(Bloomberg) -- The European Central Bank will probably lift interest rates to their peak by September and hold them there at least into next year to ensure inflation retreats back to the 2% target, according to Governing Council member Francois Villeroy de Galhau. 

While the ECB could slow the pace of hikes after a planned 50 basis-point increase in March, it will focus more on how long borrowing costs are kept at restrictive levels, the Bank of France governor said Friday.

This timetable would allow four policy meetings after March to reach the so-called terminal rate, though Villeroy said officials won’t act automatically at each of these opportunities, and could still do so later if circumstances change.

“We’re entering a new phase, a more open, less rapid and longer one,” he said in a speech in Paris. “It’s our duty to recall that the battle against inflation will only be won through perseverance, by keeping interest rates high for as long as necessary. We must be wary of declaring victory too quickly.”

The comments underscore the ECB’s balancing act of trying to signal its monetary-policy trajectory while also taking decisions based on incoming economic data in what it calls a “meeting-by-meeting” approach. Villeroy is also joining other policymakers in stressing that a decisive victory over inflation involves not only raising rates but keeping them elevated.
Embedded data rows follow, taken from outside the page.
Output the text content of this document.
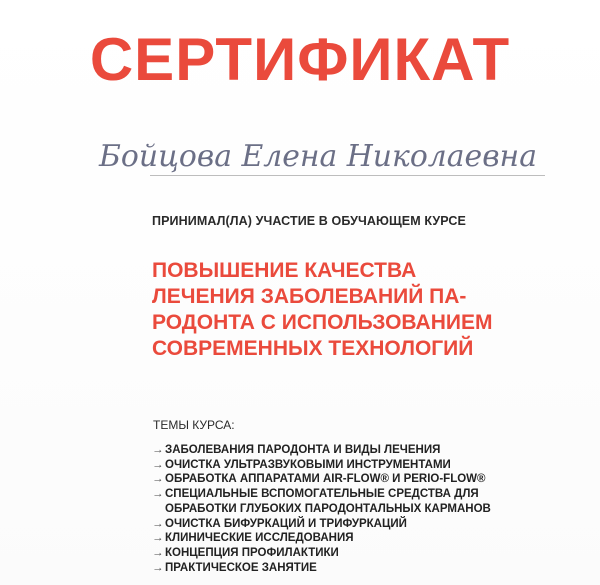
СЕРТИФИКАТ
Бойцова Елена Николаевна
ПРИНИМАЛ(ЛА) УЧАСТИЕ В ОБУЧАЮЩЕМ КУРСЕ
ПОВЫШЕНИЕ КАЧЕСТВА
ЛЕЧЕНИЯ ЗАБОЛЕВАНИЙ ПА-
РОДОНТА С ИСПОЛЬЗОВАНИЕМ
СОВРЕМЕННЫХ ТЕХНОЛОГИЙ
ТЕМЫ КУРСА:
→ ЗАБОЛЕВАНИЯ ПАРОДОНТА И ВИДЫ ЛЕЧЕНИЯ
→ ОЧИСТКА УЛЬТРАЗВУКОВЫМИ ИНСТРУМЕНТАМИ
→ ОБРАБОТКА АППАРАТАМИ AIR-FLOW® И PERIO-FLOW®
→ СПЕЦИАЛЬНЫЕ ВСПОМОГАТЕЛЬНЫЕ СРЕДСТВА ДЛЯ
ОБРАБОТКИ ГЛУБОКИХ ПАРОДОНТАЛЬНЫХ КАРМАНОВ
→ ОЧИСТКА БИФУРКАЦИЙ И ТРИФУРКАЦИЙ
→ КЛИНИЧЕСКИЕ ИССЛЕДОВАНИЯ
→ КОНЦЕПЦИЯ ПРОФИЛАКТИКИ
→ ПРАКТИЧЕСКОЕ ЗАНЯТИЕ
ECB Executive Board member Isabel Schnabel told Bloomberg this week that investors risk underestimating the persistence of inflation, and the central bank may need to “act more forcefully” if its policy isn’t having an effect.

Markets reacted on Friday to her remarks by boosting their bets for hikes, pricing a 3.75% peak in the deposit rate by the end of the third quarter for the first time, and almost removing all expectations of cuts in 2023.

At 2.5%, the deposit rate is already at a level that restricts rather than stimulates the economy, according to Villeroy. He said the recent moves in hike wagers “may appear excessively volatile.”

The question of lowering borrowing costs is “certainly not for this year,” according to Villeroy. As for identifying the best time to stop raising, a turnaround in the trajectory for underlying inflation will be key, he said. 

“The judgment of the Governing Council will have to be exercised here,”  Villeroy said. 

The French official also advocated a “new predictability” that can shed light on monetary policy in the shorter term, without offering long and unconditional guidance on the path ahead. 

“The main thing is that our future decisions remain dependent above all on economic data,” Villeroy said.